Alan Baldwin, who died in 2015, always had a passion for the “living history” of the residents themselves, and Kerry Baldwin has continued in that spirit with occasional “Meet Your Neighbor” Q&A sessions where residents can talk about their lives.
There have been war veterans, business executives, switchboard operators, and a retired undercover FBI agent who infiltrated the U.S. Communist Party during the Cold War and insisted he knew where Jimmy Hoffa was buried (he died without revealing the location).
Other entertainment has included everything from bingo to live country music to a fellow who used to tap dance on “The Lawrence Welk Show.” Residents can catch rides to shop in St. Helena and Napa, go to doctors’ appointments, and enjoy regular excursions – a trip to San Francisco via the Vallejo ferry was a popular one.
For 40 years, come floods, fires and power outages, Silverado Orchards has served up three meals a day, never missing a single one. The Baldwins credit a devoted and long-tenured kitchen staff.
“I love everything here – the owners, the residents, the place,” said Teresa Hernandez, who’s been working in the kitchen for 34 years.
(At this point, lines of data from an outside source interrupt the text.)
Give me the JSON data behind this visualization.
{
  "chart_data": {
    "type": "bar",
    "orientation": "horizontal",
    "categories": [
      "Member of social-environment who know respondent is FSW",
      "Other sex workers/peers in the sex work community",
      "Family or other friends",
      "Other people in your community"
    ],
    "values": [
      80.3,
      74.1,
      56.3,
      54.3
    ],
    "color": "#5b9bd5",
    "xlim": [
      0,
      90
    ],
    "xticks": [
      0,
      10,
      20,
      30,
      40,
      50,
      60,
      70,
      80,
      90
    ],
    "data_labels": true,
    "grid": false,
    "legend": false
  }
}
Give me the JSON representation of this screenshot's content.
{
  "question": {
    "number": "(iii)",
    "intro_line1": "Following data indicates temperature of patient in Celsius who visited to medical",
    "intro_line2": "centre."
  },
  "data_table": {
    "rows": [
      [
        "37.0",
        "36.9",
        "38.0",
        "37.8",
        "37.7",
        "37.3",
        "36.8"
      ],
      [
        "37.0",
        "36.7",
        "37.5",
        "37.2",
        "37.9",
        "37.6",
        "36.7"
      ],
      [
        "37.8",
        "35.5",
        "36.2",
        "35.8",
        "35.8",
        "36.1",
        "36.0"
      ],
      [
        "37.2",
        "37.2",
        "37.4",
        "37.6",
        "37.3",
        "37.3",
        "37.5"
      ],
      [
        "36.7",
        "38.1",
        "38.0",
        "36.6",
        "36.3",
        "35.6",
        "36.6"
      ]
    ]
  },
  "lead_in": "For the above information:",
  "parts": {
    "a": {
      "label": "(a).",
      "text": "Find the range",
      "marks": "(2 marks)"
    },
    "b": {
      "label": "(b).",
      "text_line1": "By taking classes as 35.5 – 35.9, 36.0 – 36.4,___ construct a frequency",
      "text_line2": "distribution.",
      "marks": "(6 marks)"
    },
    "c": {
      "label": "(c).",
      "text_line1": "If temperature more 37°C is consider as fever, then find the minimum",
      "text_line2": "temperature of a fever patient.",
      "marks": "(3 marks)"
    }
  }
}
Her favorite dish to cook is beef stroganoff.
‘A full spectrum of people’
Resident Dorothy Richards is a retired English teacher from Pacific Union College Prep, where her students included a young Kerry Baldwin. She moved to Silverado Orchards from Angwin three years ago after it became too difficult to take care of her three-bedroom mobile home.
The Baldwin family shares her Seventh-day Adventist faith. Although Silverado Orchards isn’t an Adventist institution and serves people from a variety of religions, Richards liked the prospect of spending time with the retirement center’s Adventist residents, many of them friends and acquaintances from her Angwin days.
“I like the people here, and Kerry being in charge was a big draw,” she said.
“We have a full spectrum of people in 95 apartments, but at the heart of it they’re all just a little bit older versions of each of us,” Kerry Baldwin said. “I so enjoy talking to them and finding out who they are.”
“It’s a great solution to loneliness,” Sharon Baldwin added. “It really is.”